Jean habite la maison mitoyenne à celle de sa mère. Il n’a aucun problème d’argent, vit
de l’héritage que lui a laissé son père et gère également l’argent de sa mère qu’il place en
bourse. Cela occupe ses journées. Mais depuis que Jeanne a emménagé, les choses sont
devenues très compliquées. Sa mère a l’habitude de rentrer à tout bout de champ chez eux
car elle a la clé de la maison. Ces intrusions maternelles finissent par pousser Jeanne à bout.
Elle devient très irritable, dépressive, fond souvent en larmes. Ce qui provoque chez lui des
accès de colère et une exacerbation de ses sentiments de méfiance à l’égard de Jeanne et du
monde. Il me racontera plus tard dans le suivi qu’en fait ces intrusions maternelles le gênaient
depuis longtemps, bien avant que Jeanne emménage, car il avait le sentiment permanent que
« sa mère lui collait à la peau, qu’elle était constamment derrière son dos ». Mais il n’avait
jamais osé aborder le sujet avec sa mère. « C’est maintenant une vieille femme qui n’a plus
que moi dans sa vie et qui s’ennuie seule chez elle. »

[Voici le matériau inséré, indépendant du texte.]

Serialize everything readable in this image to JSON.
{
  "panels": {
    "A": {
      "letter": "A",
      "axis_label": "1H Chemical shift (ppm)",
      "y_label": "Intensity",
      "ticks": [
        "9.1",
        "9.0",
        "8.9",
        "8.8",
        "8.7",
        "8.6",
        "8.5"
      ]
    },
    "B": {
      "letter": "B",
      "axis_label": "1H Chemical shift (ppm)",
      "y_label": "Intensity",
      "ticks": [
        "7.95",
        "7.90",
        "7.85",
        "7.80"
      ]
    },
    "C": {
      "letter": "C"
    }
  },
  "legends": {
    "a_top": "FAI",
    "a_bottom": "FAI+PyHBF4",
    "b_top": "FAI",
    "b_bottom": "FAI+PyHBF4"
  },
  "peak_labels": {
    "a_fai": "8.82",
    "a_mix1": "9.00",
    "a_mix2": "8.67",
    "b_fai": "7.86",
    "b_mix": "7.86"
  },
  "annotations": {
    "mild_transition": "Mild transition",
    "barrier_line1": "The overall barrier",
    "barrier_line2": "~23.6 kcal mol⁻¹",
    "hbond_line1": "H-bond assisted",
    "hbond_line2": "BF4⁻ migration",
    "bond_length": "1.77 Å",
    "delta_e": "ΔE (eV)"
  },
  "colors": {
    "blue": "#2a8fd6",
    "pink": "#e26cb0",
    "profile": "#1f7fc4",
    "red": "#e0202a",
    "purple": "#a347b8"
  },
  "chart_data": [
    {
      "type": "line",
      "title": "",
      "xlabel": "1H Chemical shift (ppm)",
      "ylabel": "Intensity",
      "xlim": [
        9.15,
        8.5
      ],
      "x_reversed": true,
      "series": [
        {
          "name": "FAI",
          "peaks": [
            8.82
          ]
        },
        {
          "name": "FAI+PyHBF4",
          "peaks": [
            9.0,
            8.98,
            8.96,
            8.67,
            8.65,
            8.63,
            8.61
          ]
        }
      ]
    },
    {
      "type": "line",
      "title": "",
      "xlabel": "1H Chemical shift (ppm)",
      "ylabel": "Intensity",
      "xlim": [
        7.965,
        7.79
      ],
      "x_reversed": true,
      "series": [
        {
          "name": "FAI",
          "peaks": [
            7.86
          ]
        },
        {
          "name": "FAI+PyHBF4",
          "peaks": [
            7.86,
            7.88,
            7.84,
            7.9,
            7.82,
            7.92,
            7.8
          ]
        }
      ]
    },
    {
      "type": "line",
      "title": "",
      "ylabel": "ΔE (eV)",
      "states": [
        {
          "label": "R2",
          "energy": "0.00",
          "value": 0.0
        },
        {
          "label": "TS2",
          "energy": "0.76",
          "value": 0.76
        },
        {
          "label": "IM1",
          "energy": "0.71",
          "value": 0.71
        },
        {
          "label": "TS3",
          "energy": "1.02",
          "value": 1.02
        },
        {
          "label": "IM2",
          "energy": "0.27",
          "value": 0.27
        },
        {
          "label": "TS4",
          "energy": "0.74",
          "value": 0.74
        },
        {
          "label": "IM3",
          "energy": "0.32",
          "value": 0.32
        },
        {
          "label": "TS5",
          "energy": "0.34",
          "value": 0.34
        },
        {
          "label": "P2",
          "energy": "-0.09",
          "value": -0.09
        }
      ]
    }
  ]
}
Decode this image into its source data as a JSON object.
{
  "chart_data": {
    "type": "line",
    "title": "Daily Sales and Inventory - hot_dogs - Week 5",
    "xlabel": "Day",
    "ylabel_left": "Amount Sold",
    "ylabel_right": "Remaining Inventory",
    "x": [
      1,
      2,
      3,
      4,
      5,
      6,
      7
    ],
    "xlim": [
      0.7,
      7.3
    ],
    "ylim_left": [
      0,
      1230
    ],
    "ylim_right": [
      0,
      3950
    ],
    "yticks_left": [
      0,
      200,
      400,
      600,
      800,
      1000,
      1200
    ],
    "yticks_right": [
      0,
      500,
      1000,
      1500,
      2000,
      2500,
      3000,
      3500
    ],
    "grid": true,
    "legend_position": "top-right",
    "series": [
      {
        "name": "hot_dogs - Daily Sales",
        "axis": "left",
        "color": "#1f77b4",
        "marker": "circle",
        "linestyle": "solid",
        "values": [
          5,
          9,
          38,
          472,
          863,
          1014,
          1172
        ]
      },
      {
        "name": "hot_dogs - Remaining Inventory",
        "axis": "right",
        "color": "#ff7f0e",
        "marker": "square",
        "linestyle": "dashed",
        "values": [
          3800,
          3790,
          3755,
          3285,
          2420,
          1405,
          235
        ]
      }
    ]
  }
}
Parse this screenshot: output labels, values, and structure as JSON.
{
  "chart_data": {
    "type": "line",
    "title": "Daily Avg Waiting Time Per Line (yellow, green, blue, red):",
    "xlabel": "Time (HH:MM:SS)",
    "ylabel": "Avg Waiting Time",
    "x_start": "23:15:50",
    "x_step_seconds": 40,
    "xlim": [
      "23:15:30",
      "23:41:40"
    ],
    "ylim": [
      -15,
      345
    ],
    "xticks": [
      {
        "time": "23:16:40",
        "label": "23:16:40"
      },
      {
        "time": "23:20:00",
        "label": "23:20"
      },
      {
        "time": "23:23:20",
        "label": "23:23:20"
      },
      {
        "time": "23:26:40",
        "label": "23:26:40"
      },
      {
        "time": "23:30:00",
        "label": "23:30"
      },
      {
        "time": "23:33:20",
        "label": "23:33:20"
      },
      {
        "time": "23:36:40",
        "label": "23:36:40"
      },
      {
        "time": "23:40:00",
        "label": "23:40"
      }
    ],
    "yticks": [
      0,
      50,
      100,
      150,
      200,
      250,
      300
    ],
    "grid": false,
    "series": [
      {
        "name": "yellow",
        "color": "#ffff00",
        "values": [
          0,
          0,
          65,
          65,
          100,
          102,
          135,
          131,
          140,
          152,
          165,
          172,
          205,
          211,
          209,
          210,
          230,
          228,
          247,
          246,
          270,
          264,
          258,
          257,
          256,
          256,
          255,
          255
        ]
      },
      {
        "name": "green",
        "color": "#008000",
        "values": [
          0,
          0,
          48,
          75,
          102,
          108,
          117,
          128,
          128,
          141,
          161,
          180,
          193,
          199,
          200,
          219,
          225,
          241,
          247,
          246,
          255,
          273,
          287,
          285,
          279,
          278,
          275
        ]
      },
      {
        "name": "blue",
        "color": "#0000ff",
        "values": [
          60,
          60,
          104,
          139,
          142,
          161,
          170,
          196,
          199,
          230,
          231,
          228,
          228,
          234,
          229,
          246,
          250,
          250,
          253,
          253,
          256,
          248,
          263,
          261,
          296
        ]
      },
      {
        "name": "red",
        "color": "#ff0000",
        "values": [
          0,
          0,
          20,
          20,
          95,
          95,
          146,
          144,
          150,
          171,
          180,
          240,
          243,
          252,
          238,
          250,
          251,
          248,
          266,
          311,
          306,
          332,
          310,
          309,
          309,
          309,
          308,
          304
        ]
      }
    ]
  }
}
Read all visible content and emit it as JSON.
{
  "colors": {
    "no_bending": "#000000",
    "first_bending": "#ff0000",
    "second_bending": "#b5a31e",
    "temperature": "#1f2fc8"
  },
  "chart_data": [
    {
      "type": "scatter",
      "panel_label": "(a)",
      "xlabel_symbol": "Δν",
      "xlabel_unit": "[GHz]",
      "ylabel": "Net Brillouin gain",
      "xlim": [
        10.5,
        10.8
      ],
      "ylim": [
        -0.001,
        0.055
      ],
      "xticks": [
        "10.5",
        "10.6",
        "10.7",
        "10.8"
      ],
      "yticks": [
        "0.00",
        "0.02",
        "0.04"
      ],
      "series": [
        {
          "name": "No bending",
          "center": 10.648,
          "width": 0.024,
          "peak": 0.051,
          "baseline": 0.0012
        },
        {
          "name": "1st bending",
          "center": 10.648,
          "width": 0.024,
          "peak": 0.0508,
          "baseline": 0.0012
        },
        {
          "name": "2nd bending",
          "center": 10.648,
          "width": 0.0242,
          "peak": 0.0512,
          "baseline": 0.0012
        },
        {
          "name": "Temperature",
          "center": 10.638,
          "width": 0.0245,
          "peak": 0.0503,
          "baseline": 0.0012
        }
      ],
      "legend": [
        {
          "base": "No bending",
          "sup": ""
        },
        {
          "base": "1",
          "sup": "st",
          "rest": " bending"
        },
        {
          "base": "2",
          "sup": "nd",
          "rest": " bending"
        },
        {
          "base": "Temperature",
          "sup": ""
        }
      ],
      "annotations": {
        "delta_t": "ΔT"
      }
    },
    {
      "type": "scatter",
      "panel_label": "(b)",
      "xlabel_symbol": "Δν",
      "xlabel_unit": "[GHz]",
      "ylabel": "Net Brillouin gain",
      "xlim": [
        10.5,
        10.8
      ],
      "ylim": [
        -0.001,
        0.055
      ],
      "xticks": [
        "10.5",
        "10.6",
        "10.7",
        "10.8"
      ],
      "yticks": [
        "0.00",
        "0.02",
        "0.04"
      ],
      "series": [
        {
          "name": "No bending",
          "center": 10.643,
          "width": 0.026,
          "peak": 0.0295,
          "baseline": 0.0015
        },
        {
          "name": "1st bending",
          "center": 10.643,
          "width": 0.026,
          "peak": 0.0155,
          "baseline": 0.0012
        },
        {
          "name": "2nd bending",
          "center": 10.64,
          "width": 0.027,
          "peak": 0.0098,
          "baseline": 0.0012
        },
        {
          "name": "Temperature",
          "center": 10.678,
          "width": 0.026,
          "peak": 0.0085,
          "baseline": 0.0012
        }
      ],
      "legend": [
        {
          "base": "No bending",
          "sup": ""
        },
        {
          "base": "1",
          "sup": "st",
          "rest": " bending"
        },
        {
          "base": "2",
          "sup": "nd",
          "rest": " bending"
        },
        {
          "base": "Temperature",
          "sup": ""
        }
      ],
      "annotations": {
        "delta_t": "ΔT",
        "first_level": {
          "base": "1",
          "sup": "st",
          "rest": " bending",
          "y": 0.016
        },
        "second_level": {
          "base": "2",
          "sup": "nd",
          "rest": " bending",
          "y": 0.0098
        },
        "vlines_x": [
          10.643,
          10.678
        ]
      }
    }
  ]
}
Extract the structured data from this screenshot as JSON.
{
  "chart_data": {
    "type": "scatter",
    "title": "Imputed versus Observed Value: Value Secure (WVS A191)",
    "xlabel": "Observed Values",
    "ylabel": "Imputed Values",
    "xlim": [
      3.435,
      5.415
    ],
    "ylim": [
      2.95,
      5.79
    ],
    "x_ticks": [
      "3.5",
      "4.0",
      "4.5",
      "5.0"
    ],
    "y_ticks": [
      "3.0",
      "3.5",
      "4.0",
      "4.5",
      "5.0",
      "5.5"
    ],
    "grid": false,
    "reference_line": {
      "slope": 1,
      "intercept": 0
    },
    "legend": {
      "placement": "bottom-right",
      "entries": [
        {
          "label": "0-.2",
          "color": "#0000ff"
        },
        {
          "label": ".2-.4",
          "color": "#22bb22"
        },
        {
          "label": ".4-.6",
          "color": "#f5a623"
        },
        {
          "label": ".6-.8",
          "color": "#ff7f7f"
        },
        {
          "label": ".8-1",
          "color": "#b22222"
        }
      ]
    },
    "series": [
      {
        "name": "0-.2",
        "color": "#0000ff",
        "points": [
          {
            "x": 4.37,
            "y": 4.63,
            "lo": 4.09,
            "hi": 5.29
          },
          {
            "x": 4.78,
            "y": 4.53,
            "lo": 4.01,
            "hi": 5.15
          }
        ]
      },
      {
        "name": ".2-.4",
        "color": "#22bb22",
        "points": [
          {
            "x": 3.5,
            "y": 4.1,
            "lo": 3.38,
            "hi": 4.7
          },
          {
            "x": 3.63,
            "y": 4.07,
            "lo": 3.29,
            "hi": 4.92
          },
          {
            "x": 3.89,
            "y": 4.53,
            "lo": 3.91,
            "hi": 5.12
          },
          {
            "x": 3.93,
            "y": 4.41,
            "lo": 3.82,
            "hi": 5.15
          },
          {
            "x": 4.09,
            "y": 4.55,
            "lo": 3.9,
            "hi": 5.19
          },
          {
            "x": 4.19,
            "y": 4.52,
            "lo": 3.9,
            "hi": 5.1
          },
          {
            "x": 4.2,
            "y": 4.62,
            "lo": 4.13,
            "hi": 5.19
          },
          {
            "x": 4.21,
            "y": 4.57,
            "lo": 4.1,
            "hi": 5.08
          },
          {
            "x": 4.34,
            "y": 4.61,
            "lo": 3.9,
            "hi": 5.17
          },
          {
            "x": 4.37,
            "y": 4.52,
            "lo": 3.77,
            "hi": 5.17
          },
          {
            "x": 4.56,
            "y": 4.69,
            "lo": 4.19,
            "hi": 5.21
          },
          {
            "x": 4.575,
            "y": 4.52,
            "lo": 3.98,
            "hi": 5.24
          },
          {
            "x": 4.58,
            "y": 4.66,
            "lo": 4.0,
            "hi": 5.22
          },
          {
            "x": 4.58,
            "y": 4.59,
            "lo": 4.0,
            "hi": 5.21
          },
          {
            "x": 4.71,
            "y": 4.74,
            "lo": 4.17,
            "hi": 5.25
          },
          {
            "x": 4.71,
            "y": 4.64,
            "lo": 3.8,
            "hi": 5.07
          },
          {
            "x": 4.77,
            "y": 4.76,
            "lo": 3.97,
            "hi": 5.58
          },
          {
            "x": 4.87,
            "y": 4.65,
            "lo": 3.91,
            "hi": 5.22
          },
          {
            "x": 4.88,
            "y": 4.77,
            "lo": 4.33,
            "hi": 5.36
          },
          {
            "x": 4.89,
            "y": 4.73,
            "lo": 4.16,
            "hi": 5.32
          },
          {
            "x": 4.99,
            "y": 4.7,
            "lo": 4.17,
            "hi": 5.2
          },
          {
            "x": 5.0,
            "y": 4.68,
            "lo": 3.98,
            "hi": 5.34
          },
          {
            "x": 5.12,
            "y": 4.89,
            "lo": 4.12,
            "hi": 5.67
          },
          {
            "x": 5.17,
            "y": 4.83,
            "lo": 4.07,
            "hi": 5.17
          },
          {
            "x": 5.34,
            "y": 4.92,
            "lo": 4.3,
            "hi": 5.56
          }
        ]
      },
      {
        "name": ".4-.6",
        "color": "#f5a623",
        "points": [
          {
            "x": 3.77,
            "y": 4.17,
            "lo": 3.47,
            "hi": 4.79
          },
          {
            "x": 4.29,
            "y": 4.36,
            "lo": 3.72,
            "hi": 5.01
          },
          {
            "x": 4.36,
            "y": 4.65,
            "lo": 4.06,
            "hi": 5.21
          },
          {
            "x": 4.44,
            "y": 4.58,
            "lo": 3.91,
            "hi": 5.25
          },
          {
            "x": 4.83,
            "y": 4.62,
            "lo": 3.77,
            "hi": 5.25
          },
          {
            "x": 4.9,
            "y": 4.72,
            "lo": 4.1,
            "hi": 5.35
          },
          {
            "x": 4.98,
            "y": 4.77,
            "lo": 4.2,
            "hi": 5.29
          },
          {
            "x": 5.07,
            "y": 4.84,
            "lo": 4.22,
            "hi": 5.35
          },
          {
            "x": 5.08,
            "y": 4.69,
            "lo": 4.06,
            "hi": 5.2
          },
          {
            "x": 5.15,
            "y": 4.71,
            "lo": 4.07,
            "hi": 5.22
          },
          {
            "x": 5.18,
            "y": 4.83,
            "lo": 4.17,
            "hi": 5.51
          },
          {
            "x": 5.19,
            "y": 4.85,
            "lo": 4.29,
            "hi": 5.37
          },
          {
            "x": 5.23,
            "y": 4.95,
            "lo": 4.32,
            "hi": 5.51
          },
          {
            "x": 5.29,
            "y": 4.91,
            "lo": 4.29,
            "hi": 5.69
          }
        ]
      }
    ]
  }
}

Jean décida d’arrêter le suivi après environ six mois. Sa relation de couple s’était apaisée,
sa mère ne venait plus à tout bout de champ les déranger, elle sonnait à la porte avant de
rentrer. Au niveau sexuel, « ça allait un peu mieux ». Il n’avait dès lors plus envie de « remuer
le passé », car parfois, nos séances l’épuisaient.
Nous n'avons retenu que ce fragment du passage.